通过使用SciPy的内置函数源(),我可以看到源代码的打印输出code函数 ttest_ind()。根据源$ C ​​$ c中,SciPy的内置正在执行t检验假定两个样品的方差相等。它不使用韦尔奇-萨特思韦特自由度。 SciPy的假设方差相等,但并没有说明这一假设。

By using the SciPy built-in function source(), I could see a printout of the source code for the function ttest_ind(). Based on the source code, the SciPy built-in is performing the t-test assuming that the variances of the two samples are equal. It is not using the Welch-Satterthwaite degrees of freedom. SciPy assumes equal variances but does not state this assumption.

我只是想指出的是,关键的是,这就是为什么你不应该只是信任库函数。就我而言,我真正做需要的t检验方差不相等的人群,和自由调节的程度可能无所谓对于一些较小的数据集,我会运行此有关。

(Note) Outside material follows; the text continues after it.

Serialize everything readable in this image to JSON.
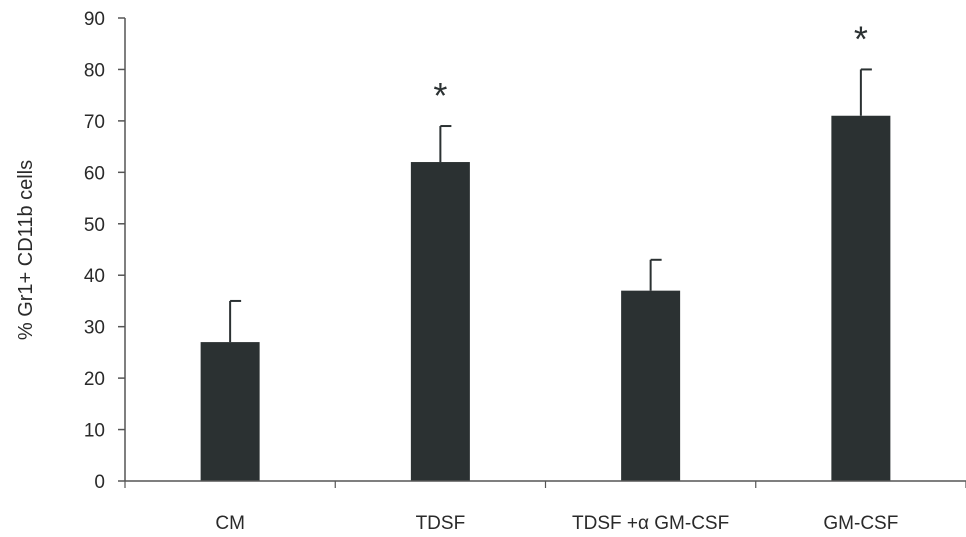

I just want to point out that, crucially, this is why you should not just trust library functions. In my case, I actually do need the t-test for populations of unequal variances, and the degrees of freedom adjustment might matter for some of the smaller data sets I will run this on.

正如我在一些评论中提到,与我的code和SciPy的的差异约为0.008 30和400之间的样本量,然后慢慢变为零了较大的样本量。这是额外的效果(1 / N1 + 1 / N2)项的等方差t统计量的分母。精度的角度来看,这是pretty的重要,尤其是对小样本量。这肯定证实,我认为我需要写我自己的功能。 (可能还有其他更好的Python库,但至少应该知道。坦白地说,这是令人惊讶,这不是任何地方前面和中心SciPy的文件中的 ttest_ind())。

As I mentioned in some comments, the discrepancy between my code and SciPy's is about 0.008 for sample sizes between 30 and 400, and then slowly goes to zero for larger sample sizes. This is an effect of the extra (1/n1 + 1/n2) term in the equal-variances t-statistic denominator. Accuracy-wise, this is pretty important, especially for small sample sizes. It definitely confirms to me that I need to write my own function. (Possibly there are other, better Python libraries, but this at least should be known. Frankly, it's surprising this isn't anywhere up front and center in the SciPy documentation for ttest_ind()).